Her latest bestseller, Fayne, is a 722-page spellbinder that evokes the late Victorian era and introduces another of Ann-Marie’s captivating heroines. She’s Charlotte Bell, a feisty young lady with an insatiable curiosity about the world, a distinctly unVictorian belief that she has a right to become a doctor, a determination to unearth family secrets—and, oh yes, a “mysterious condition” that today would be described as gender fluidity.
All five MacDonald novels contain female protagonists that can be seen as reflections of their creator. “These are characters that resonate with me personally and relate to ones I have encountered in literature myself,” Ann-Marie says. “High-spirited, serious, vulnerable—I love characters with a huge appetite for life. We know they’ll encounter a lot of pain and suffering, but that’s a way to self-knowledge. As a writer I have an appetite for story, also an appetite for a joy that survives.”
Joy is evident when she talks about her own family life. She recalls first meeting Alisa Palmer at a theatrical funding event. “We became friends and colleagues, but it wasn’t until the late 1990s that we got together romantically, as they say. Our relationship had a foundation of collegiality and when the law came around, we got married on July 4, 2003.”
Then, to her astonishment, she found herself a mother. “I grew up without any expectation of becoming a parent, but Alisa always had a dream of one day becoming a mother. Because I was now with her, that opened up my heart . . . and I think how lucky I am to have these kids who are such great people.”

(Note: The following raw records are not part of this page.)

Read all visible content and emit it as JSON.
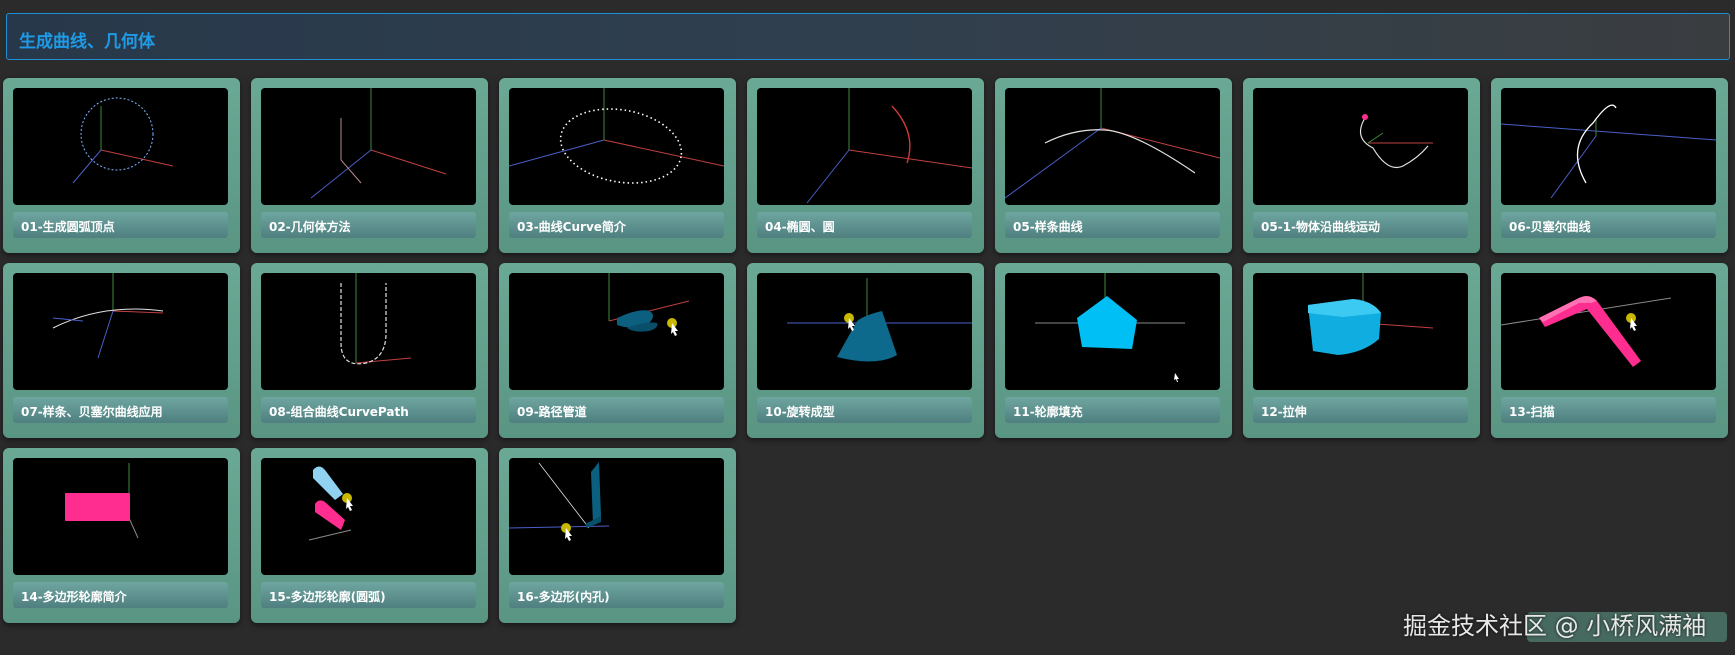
{
  "header": {
    "title": "生成曲线、几何体"
  },
  "cards": [
    {
      "label": "01-生成圆弧顶点",
      "scene": "circle-arc"
    },
    {
      "label": "02-几何体方法",
      "scene": "axes-lines"
    },
    {
      "label": "03-曲线Curve简介",
      "scene": "ellipse-dots"
    },
    {
      "label": "04-椭圆、圆",
      "scene": "arc-axes"
    },
    {
      "label": "05-样条曲线",
      "scene": "spline"
    },
    {
      "label": "05-1-物体沿曲线运动",
      "scene": "moving-object"
    },
    {
      "label": "06-贝塞尔曲线",
      "scene": "bezier"
    },
    {
      "label": "07-样条、贝塞尔曲线应用",
      "scene": "spline-bezier"
    },
    {
      "label": "08-组合曲线CurvePath",
      "scene": "curve-path"
    },
    {
      "label": "09-路径管道",
      "scene": "tube"
    },
    {
      "label": "10-旋转成型",
      "scene": "lathe"
    },
    {
      "label": "11-轮廓填充",
      "scene": "shape-fill"
    },
    {
      "label": "12-拉伸",
      "scene": "extrude"
    },
    {
      "label": "13-扫描",
      "scene": "sweep"
    },
    {
      "label": "14-多边形轮廓简介",
      "scene": "polygon-outline"
    },
    {
      "label": "15-多边形轮廓(圆弧)",
      "scene": "polygon-arc"
    },
    {
      "label": "16-多边形(内孔)",
      "scene": "polygon-hole"
    }
  ],
  "watermark": "掘金技术社区 @ 小桥风满袖",
  "colors": {
    "background": "#2b2b2b",
    "header_border": "#1e8fd6",
    "header_title": "#1e9be8",
    "card": "#5f9e8c",
    "mesh_cyan": "#16b8f0",
    "mesh_pink": "#ff2d8f",
    "mesh_teal": "#0d5f80"
  }
}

Now, she notes, “My two kids are hitting 18 and 20, so that’s a big deal.” So was turning 65, as she did in October. “If you’re an author or playwright, you’re basically conducting your working life without pension or benefits. For me and my cohort, retirement has never been on the horizon, so as long as I’m healthy I will keep working.”
Indeed, when she looks at herself and others of her generation, she sees no point in fading away. In fact, after appearing at Celebrate Women 2023, an event hosted by the Canadian Federation of University Women in Sudbury a few months ago, she was enthused about the future: “All these retired boomer women who are unleashing this incredible activist energy. We need them.”